Temporal context is the amount of time the model considers when learning from labeled and input data. The fine-tuning configuration guide allows time to be used in three ways:

  • A precise time at which an observation occurred (e.g., time and location of a vessel observed in a Sentinel-2 image)
  • A relative window before and after (e.g., 3 months before and 3 months after a specific observation)
  • The general window relevant to the year (and month) of the data (e.g., a growing season such as April–October)

Spatial context

Spatial context is the area surrounding the labeled data that the model uses to inform its predictions. The model receives this larger area as input when generating predictions for a smaller prediction window.

Considerations for model configuration and data

Model development is iterative and often requires experimentation. This section provides additional guidance on configuring and preparing your model training data.

Experimentation and Iteration

A reasonable fine-tuning configuration may perform poorly while another configuration may yield surprisingly good results. It is best to try at least a few configurations to see how the model performs.

Training data

As a model is applied, it will almost certainly encounter patterns not represented in the training data, leading to misclassifications.
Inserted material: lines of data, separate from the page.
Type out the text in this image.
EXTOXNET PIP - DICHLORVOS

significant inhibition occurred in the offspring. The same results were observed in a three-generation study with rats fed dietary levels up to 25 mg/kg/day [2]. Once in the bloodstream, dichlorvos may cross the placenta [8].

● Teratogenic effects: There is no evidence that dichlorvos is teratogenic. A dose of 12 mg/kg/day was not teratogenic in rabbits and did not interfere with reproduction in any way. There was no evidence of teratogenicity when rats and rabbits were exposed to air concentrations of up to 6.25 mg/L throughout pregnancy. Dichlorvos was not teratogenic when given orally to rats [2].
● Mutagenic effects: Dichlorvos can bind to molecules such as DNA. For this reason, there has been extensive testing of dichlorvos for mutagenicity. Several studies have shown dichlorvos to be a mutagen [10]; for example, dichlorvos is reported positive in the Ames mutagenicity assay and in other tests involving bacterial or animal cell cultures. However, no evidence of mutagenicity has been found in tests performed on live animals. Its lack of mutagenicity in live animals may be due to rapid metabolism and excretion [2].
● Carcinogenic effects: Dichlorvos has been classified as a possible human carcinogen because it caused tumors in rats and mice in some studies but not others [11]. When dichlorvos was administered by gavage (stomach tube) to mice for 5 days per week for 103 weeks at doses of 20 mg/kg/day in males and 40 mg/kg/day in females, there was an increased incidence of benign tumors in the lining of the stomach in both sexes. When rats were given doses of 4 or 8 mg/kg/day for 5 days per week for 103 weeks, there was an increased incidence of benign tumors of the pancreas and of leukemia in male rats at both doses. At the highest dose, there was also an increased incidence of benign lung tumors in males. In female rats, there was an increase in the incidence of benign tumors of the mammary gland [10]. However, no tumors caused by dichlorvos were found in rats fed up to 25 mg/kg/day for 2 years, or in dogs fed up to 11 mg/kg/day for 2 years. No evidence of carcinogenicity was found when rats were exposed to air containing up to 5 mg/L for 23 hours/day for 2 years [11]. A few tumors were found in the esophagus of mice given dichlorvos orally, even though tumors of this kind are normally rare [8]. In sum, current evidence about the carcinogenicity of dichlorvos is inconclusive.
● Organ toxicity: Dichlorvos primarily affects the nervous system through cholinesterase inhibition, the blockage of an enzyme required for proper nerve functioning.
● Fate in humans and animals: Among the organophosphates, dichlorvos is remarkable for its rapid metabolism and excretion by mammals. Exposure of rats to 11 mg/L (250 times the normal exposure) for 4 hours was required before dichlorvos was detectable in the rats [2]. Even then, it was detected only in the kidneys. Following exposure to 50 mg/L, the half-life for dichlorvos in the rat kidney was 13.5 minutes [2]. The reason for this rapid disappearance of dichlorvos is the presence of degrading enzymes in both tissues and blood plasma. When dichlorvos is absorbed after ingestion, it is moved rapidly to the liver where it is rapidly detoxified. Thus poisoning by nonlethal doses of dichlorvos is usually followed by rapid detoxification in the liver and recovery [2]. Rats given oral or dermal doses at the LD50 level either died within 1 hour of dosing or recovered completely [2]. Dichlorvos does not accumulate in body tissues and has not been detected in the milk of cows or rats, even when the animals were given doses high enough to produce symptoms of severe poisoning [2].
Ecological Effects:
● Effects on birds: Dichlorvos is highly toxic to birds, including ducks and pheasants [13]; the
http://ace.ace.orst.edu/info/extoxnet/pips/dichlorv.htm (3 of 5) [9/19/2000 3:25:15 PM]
In the OlmoEarth platform, confirming or correcting predictions with additional annotations can help reduce false positives. Sourcing additional high-quality labeled data can also help address shortcomings.

Modalities

More modalities (Optical/Multispectral + Radar) is not always better. Unnecessary modalities can introduce unwanted noise and increase the time and cost of building or deploying models. We generally recommend most folks to start with only Sentinel-2 and then experiment from there.

Temporal context

Start by choosing a date range that captures the most informative period or the phenomenon's validity.

For example, identifying a tree species may involve a temporal context spanning budding through leaf fall. It may also be worth testing a full annual cycle to see if a broader temporal context improves performance. A larger time frame can be helpful, but it can also introduce confusion (e.g., mapping lakes in seasonally flooded areas).

Spatial context

Think about what would be helpful if you were visually inspecting a scene. Consider how much of the surrounding area is useful for interpretation.

For example, the goal may be to identify a set of 10m × 10m patches as "beach" or "not beach." You need to see a larger area than 10m × 10m to determine whether the sand is near water (a beach) or part of a desert. However, too much spatial context can cause the model to learn patterns specific to your dataset that are unrelated to the target (e.g., beach vs. non-beach). This is especially true for smaller datasets that offer limited diversity for the model to learn from.

OlmoEarth will guide you toward a reasonable spatial context based on your dataset, but experimentation can sometimes produce welcome surprises.